Crudely characterized, then, there is a question here about whether the teacher is an expert with knowledge to impart or a facilitator engaged in a process of exchange with their students that has the potential to allow both to find their voice. In fact, in this formulation it begins to assume the form of venerable question regarding whether composition can be taught or is “innate.” For the composition teacher, however, it is important to break down this pedagogical binary: there are (classed, gendered) routes to self-realization within more traditional music pedagogy—why would so many teachers, performers, and composers be here if there were not?—while Allsup is not advocating a learning environment in which teachers have no expertise and students are only confronted with what they know—quite the opposite in fact.14 Rather, the tendency in more recent pedagogical literature is to help students come up with responses to their own particular position in their world and to learn skills that will help them express themselves more fully (e.g., hooks, 1994).

The implementation in practice of such a position is less simple than it might first appear.

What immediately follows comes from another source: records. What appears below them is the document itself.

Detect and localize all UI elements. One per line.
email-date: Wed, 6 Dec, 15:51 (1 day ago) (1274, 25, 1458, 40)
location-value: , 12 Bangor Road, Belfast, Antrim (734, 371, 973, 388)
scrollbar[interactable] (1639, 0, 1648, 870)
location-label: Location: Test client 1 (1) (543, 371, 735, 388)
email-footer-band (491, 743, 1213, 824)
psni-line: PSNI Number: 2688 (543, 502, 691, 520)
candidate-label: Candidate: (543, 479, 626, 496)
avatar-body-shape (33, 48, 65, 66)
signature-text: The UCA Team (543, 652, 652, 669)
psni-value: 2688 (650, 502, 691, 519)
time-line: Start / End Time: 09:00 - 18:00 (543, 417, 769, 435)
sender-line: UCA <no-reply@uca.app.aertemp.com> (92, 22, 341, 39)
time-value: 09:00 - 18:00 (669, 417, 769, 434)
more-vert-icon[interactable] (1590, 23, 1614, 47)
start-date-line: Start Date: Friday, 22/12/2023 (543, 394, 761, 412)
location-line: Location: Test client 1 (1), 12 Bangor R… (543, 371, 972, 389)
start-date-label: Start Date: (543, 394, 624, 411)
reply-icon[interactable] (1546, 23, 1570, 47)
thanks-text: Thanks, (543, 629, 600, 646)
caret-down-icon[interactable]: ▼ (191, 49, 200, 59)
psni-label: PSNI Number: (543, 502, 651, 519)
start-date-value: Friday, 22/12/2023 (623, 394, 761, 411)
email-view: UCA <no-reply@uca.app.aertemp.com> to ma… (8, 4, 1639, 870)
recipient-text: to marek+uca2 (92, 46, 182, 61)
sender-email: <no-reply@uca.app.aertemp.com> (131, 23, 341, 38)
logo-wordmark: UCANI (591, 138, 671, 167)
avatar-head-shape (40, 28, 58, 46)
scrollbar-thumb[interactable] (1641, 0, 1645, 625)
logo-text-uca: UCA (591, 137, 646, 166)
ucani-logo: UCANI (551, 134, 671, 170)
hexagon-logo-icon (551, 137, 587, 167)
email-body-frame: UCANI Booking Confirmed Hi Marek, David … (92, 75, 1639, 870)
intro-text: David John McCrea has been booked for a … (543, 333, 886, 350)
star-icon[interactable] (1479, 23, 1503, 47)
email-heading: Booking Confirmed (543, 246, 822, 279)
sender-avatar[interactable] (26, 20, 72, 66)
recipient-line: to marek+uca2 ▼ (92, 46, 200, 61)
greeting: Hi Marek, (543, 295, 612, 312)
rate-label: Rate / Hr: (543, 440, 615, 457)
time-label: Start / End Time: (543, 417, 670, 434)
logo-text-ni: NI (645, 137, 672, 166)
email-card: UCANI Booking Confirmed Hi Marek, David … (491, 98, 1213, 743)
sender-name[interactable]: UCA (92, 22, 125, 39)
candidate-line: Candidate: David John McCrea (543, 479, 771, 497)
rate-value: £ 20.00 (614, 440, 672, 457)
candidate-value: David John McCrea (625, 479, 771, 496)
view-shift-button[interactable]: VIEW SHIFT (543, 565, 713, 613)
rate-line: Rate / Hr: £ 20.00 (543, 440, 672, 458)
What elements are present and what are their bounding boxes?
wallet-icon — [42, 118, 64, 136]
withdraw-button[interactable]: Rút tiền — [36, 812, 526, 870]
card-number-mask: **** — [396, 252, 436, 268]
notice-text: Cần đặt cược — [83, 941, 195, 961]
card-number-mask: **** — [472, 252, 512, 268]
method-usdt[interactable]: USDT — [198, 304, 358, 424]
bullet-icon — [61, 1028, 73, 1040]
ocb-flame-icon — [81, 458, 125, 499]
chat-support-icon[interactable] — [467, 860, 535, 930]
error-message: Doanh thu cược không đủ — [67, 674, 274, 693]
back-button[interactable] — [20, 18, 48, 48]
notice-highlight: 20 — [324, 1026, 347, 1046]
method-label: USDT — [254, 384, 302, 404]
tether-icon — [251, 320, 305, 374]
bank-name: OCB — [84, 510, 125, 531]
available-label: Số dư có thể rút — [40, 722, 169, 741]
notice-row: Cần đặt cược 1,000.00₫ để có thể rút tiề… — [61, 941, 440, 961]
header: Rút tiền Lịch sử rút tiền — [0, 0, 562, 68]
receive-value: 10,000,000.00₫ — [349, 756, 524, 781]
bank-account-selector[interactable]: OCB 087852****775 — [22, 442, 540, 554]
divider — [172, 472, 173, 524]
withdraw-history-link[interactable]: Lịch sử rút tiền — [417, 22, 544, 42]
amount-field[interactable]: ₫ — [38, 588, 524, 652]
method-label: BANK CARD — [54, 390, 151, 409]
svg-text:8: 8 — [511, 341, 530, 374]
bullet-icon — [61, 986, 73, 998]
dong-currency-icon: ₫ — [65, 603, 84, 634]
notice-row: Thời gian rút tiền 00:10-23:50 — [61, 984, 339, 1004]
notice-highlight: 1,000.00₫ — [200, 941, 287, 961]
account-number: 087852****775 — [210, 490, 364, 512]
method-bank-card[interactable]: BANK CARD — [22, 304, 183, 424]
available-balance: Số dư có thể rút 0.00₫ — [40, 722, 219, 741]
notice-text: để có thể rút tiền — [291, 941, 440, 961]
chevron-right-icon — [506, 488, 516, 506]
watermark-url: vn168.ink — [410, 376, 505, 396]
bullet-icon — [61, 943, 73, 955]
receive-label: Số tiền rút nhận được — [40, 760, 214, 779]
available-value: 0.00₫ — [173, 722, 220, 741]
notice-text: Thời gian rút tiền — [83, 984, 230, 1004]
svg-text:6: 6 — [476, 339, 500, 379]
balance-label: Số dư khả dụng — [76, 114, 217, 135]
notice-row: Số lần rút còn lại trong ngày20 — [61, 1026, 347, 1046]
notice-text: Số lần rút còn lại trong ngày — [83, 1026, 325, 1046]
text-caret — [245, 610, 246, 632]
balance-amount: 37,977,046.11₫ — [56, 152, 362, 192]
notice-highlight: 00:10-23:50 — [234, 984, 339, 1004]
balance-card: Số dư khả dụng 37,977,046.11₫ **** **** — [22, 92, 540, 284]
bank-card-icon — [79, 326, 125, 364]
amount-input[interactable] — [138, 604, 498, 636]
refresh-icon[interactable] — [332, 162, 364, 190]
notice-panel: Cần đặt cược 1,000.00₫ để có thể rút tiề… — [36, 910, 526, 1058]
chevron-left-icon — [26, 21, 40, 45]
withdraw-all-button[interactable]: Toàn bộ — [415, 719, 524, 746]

Students do not arrive as blank slates but with particular ideas of what music is and should be, while, at the same time, as Michele Kaschub and Janice Smith write, “[i]mitative works are often the first to emerge” (2013, p. 7). The response to these works is usually both to provide technical feedback that might make these pieces more like their models, while also facilitating a process of expansion and discovery so that students have a wider world of music to choose from. The latter includes being exposed to different kinds of music, trying out new composition techniques and contexts, and experimenting with instruments. I am often reminded of a fellow student who was perfectly happy creating music that resembled its models with—to me—incredible accuracy. For most of a music education this should be unproblematic, though issues may arise in later tertiary study, which is geared further toward the training of future artists. This example is useful in that it points out that music education, even in the empowering and diverse recent literature, is still invested in a sense of unique selfhood. That a self might be completely happy to submit to previous models is so rarely considered shows the level to which we are still invested in the idea that we are all unique, that the idea of genius as individual spirit lingers.